EUR-Lex Access to European Union law

Back to EUR-Lex homepage

This document is an excerpt from the EUR-Lex website

Document C2005/155/15

Zaak C-178/05: Beroep, op 19 april 2005 ingesteld door Commissie van de Europese Gemeenschappen tegen Helleense Republiek

PB C 155 van 25.6.2005, p. 8–8 (ES, CS, DA, DE, ET, EL, EN, FR, IT, LV, LT, HU, NL, PL, PT, SK, SL, FI, SV)

25.6.2005   

NL

Publicatieblad van de Europese Unie

C 155/8


Beroep, op 19 april 2005 ingesteld door Commissie van de Europese Gemeenschappen tegen Helleense Republiek

(Zaak C-178/05)

(2005/C 155/15)

Procestaal: Grieks

Bij het Hof van Justitie van de Europese Gemeenschappen is op 19 april 2005 beroep ingesteld tegen Helleense Republiek door Commissie van de Europese Gemeenschappen, vertegenwoordigd door D. Triantafyllou, vertegenwoordiger, domicilie gekozen hebbende te Luxemburg.

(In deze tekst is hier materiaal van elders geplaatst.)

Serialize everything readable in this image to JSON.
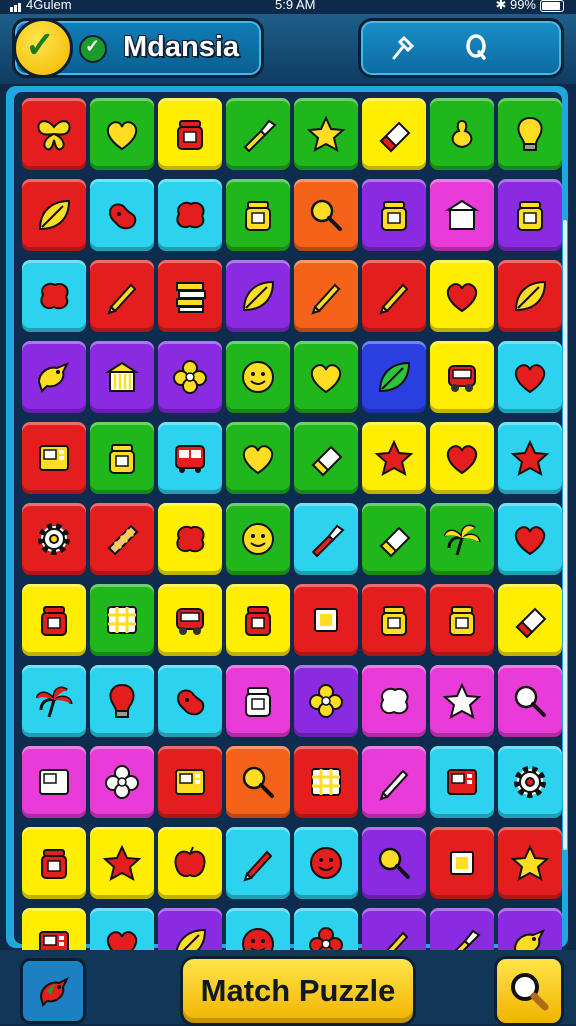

De Commissie van de Europese Gemeenschappen concludeert dat het het Hof behage:

1)

vast te stellen dat de Helleense Republiek, door de wettelijke regelingen inzake de heffing van belasting bij het overbrengen van de statutaire zetel en de zetel van het feitelijk bestuur, en inzake de vrijstelling van die belasting voor elke vorm van coöperatieve landbouworganisatie en elk soort unie of consortium hiervan, de gezamenlijke eigendom van schepen, de maritieme consortia en elke vorm van scheepvaartmaatschappij, de krachtens richtlijn 69/335/EEG (1) op haar rustende verplichtingen niet is nagekomen;

2)

de Helleense Republiek in de kosten te verwijzen.

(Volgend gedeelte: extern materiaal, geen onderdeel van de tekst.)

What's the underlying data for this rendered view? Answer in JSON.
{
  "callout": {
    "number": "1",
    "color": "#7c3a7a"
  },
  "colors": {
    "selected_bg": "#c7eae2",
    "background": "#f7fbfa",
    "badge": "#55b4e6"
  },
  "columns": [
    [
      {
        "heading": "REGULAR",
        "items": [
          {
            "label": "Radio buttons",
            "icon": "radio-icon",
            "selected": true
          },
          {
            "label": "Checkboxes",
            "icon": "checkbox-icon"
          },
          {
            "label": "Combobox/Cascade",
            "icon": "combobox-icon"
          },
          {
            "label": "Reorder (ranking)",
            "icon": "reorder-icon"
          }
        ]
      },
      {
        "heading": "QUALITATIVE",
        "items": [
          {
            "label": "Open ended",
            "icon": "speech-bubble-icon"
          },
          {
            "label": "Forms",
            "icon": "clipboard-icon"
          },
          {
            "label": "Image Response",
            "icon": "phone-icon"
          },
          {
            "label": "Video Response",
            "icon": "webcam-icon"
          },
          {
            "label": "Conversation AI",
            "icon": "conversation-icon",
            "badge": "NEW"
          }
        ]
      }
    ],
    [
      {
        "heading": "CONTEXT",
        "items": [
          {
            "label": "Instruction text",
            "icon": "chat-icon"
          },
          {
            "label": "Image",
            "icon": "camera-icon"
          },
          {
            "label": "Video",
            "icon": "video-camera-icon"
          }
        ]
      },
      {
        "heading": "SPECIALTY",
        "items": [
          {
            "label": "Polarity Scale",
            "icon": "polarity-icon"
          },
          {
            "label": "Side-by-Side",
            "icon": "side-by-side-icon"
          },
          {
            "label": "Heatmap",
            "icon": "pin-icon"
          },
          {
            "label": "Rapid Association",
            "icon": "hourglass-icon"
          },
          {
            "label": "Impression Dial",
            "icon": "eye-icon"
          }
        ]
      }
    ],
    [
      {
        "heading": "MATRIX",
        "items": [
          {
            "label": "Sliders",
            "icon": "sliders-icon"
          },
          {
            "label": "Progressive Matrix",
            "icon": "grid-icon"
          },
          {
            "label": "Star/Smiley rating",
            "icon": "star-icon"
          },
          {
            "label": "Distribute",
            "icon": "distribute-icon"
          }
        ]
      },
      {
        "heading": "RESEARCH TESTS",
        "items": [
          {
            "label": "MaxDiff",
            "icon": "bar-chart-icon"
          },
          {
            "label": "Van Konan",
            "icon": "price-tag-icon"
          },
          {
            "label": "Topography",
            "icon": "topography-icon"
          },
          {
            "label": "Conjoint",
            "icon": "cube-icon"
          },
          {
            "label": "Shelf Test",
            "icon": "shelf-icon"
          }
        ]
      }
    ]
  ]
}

Middelen en voornaamste argumenten

Volgens de Commissie is de beslissende factor voor de heffing van de belasting bij het overbrengen van de zetel, of de vennootschap in de staat van herkomst al dan niet als een kapitaalvennootschap wordt aangemerkt, met als gevolg dat de belasting wordt geheven wanneer de staat van herkomst een vennootschap niet als een kapitaalvennootschap beschouwt. De Commissie acht het dus afkeurenswaardig, dat de Griekse wetgeving enkel belang hecht aan het al dan niet heffen van een recht op de inbreng in de staat van herkomst, en enkel vrijstelling verleent voor de overbrenging van de zetel naar Griekenland uit een lidstaat die een recht op de inbreng heft. De opvatting van de Commissie berust zowel op de grammaticale als op de systematische uitlegging van de richtlijn, die samenhangt met de hoedanigheid van kapitaalvennootschap van de aan de belasting onderworpen vennootschappen, en vindt steun in de wijziging bij richtlijn 85/303/EEG, die strekt tot afschaffing van het recht op de inbreng.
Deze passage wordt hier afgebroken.